Est-ce une si bonne chose que
les Etats-Unis aient été perçus, au cours des décennies qui ont suivi la
Guerre froide, comme la puissance économique suprême ? Regardez ce que
nous avons fait de ce privilège : commis plus de maladresses qu’un
ivrogne à la panse trop pleine, occupé une nation étrangère après l’autre,
cassé beaucoup de choses, et tué beaucoup de gens – sous le prétexte fabriqué
de guerre contre le terrorisme.
En quoi la voie choisie par
l’Ukraine nous regarde-t-elle ? Elle a été dans l’orbite de la Russie
pendant des centaines d’années, sous une administration comme sous une autre.

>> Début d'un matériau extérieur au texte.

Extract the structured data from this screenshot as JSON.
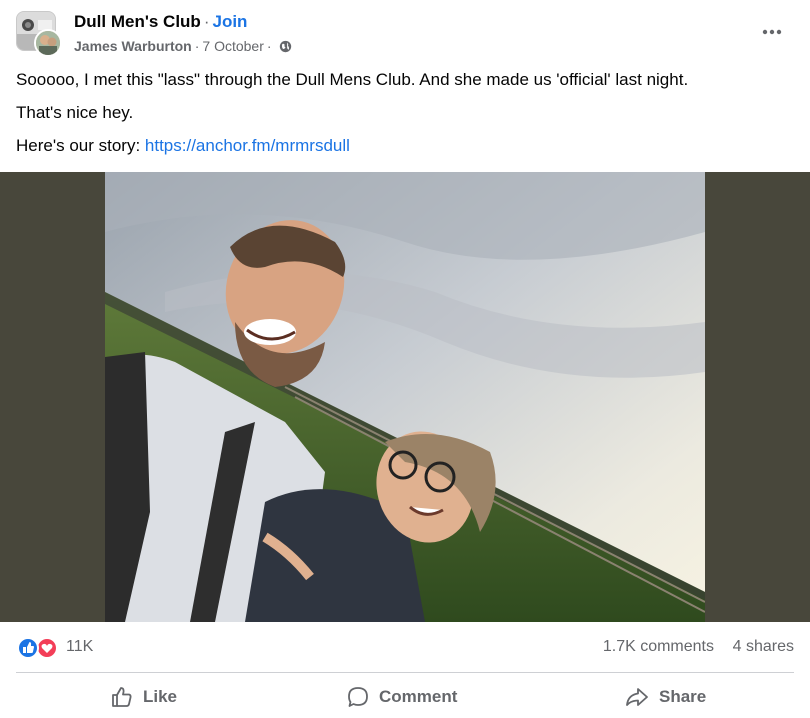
{
  "post": {
    "group_name": "Dull Men's Club",
    "separator": "·",
    "join_label": "Join",
    "author": "James Warburton",
    "date": "7 October",
    "privacy_icon": "globe-icon",
    "more_icon": "more-options-icon",
    "text": {
      "line1": "Sooooo, I met this \"lass\" through the Dull Mens Club. And she made us 'official' last night.",
      "line2": "That's nice hey.",
      "line3_prefix": "Here's our story: ",
      "line3_link": "https://anchor.fm/mrmrsdull"
    }
  },
  "stats": {
    "reaction_icons": [
      "like-reaction-icon",
      "love-reaction-icon"
    ],
    "reaction_count": "11K",
    "comments": "1.7K comments",
    "shares": "4 shares"
  },
  "actions": {
    "like": "Like",
    "comment": "Comment",
    "share": "Share"
  },
  "colors": {
    "accent": "#1b74e4",
    "secondary_text": "#65676b",
    "photo_band": "#48473b",
    "love": "#f33e58"
  }
}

Sommes-nous désormais déçus que Kiev refuse de répondre aux eurocrates
troublés de Bruxelles ? N’était-il pas irréaliste de penser qu’elle
puisse choisir de le faire ? La meilleure solution qui s’offre à
l’Europe de l’est est un retour de l’Ukraine à son rôle de paillasson
silencieux de la Russie, traversé par les pipelines de gaz et de pétrole dont
a tant besoin l’Occident. L’idée que les Etats-Unis puissent fournir du
pétrole à l’Europe n’est qu’une fantaisie grotesque. Ceux qui se demandent si
l’Ukraine pourrait envoyer ses troupes confronter les forces armées russes
qui auraient été déployées sur ses frontières devraient réfléchir à la
manière dont ces soldats ukrainiens pourront être payés.

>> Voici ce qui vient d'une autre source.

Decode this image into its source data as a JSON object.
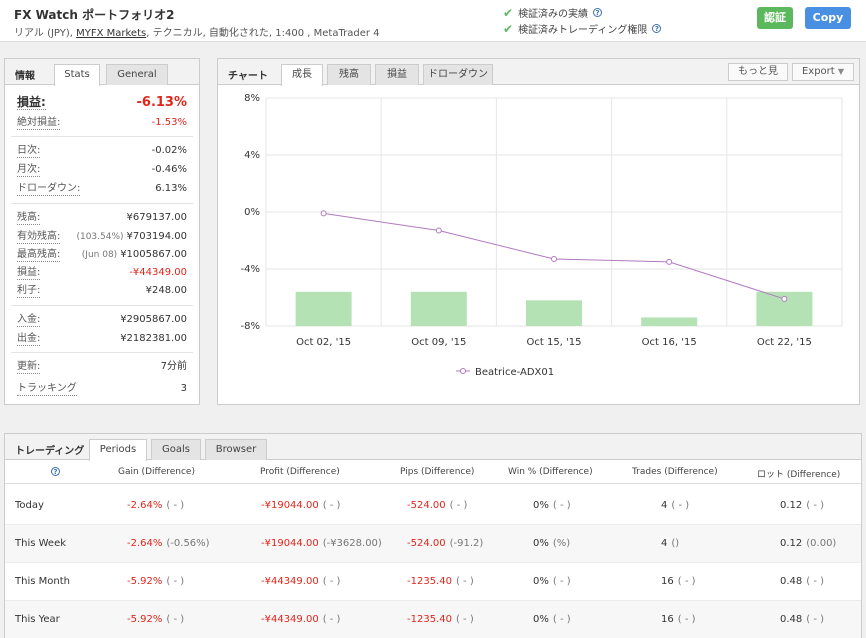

Je suis persuadé que la Russie
ne peut pas se permettre d’annexer l’intégralité de l’Ukraine. Elle a déjà
peine à entretenir ses rues pavées. Il ne fait aucun doute qu’elle ne puisse
pas non plus se permettre d’abandonner les ports et bases navales qu’elle
loue à la Crimée, malgré les discours anti-russes
du gouvernement de Kiev depuis la révolution. L’annexion de la Crimée ne
change rien à la disposition des forces militaires russes dans la région.
Elles étaient déjà là avant. Compte tenu la taille de la force navale de la
Russie par rapport à celle des nations alentours, la mer Noire ressemble
depuis longtemps à la baignoire de la Russie. Le fanfaron du Département
d’Etat n’a-t-il découvert cela qu’il y a deux semaines ?

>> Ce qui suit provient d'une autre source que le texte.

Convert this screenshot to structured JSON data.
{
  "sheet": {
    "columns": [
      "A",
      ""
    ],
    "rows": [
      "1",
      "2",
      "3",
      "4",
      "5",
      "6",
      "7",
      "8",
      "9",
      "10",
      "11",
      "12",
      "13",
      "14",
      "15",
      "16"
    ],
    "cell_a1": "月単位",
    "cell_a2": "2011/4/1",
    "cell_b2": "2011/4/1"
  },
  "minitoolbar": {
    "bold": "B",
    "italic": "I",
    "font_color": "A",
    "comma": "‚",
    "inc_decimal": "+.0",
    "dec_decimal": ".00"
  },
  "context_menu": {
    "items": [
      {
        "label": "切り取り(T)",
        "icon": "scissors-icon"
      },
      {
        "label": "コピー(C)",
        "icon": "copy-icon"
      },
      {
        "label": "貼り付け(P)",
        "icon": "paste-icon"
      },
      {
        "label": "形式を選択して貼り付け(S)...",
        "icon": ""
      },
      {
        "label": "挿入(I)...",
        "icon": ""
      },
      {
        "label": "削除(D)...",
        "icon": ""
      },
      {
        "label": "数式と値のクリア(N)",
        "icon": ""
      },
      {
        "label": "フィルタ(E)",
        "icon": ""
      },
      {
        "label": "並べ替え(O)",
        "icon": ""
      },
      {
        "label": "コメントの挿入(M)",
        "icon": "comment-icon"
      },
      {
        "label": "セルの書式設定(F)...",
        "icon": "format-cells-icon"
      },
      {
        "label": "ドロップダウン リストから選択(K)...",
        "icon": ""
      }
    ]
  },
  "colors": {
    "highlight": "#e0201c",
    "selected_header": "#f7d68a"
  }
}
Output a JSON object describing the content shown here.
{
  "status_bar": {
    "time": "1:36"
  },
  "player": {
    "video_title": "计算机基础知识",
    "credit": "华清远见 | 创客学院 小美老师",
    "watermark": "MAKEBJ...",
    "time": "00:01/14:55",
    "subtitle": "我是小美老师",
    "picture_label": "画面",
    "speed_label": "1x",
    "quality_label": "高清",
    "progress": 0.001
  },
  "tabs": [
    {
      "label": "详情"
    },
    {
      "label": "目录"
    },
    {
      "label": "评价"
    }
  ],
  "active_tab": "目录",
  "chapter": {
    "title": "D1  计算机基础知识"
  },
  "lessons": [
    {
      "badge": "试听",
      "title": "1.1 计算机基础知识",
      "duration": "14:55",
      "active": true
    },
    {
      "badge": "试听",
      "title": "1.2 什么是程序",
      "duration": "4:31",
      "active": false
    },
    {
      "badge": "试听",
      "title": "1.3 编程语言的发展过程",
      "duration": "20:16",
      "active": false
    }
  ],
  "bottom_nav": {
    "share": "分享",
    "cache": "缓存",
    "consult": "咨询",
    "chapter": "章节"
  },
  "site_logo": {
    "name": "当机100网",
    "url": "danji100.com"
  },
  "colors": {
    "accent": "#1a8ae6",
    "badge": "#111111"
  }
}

L’idée qu’il puisse exister
des endroits où les Etats-Unis ne peuvent exercer leur influence semble aussi
choquer le Deep State américain – nom que l’on
donne à la matrice bureaucrate toxique qui prétend pouvoir tout contrôler et
ne parvient qu’à se mettre en position embarrassante dans un monde qui se
sépare de plus en plus de toute forme de centralisation. Partout, les nations
se divisent, et pour le moment, il n’existe aucun débat public cohérent quant
aux possibles ramifications. Venise a voté sa sécession – c’est-à-dire
qu’elle ne désire plus envoyer de recettes fiscales à Rome. Voilà qui devrait
s’avérer intéressant. Qu’en sera-t-il du vote pour l’indépendance de l’Ecosse
qui se tiendra en septembre ? A en juger par les journaux anglais,
personne ne s’en inquiète. Et puis viennent les Etats qui ont échoué,
l’Egypte, la Syrie, le Yémen, et près de la moitié des nations
sub-sahariennes, qui n’ont pas d’économie ou de système politique viable et
dont les populations souffrent de la pauvreté. Ce sont là des régions qui
soit ne se développeront pas soit ne se redévelopperont pas. Dans cent ans,
plus personne ne s’y rendra, et elles ne seront rien de plus que des étendues
de savane et de jungle.
Les Etats-Unis feraient bien
mieux de s’occuper de ce qui les regarde. Détroit est en banqueroute.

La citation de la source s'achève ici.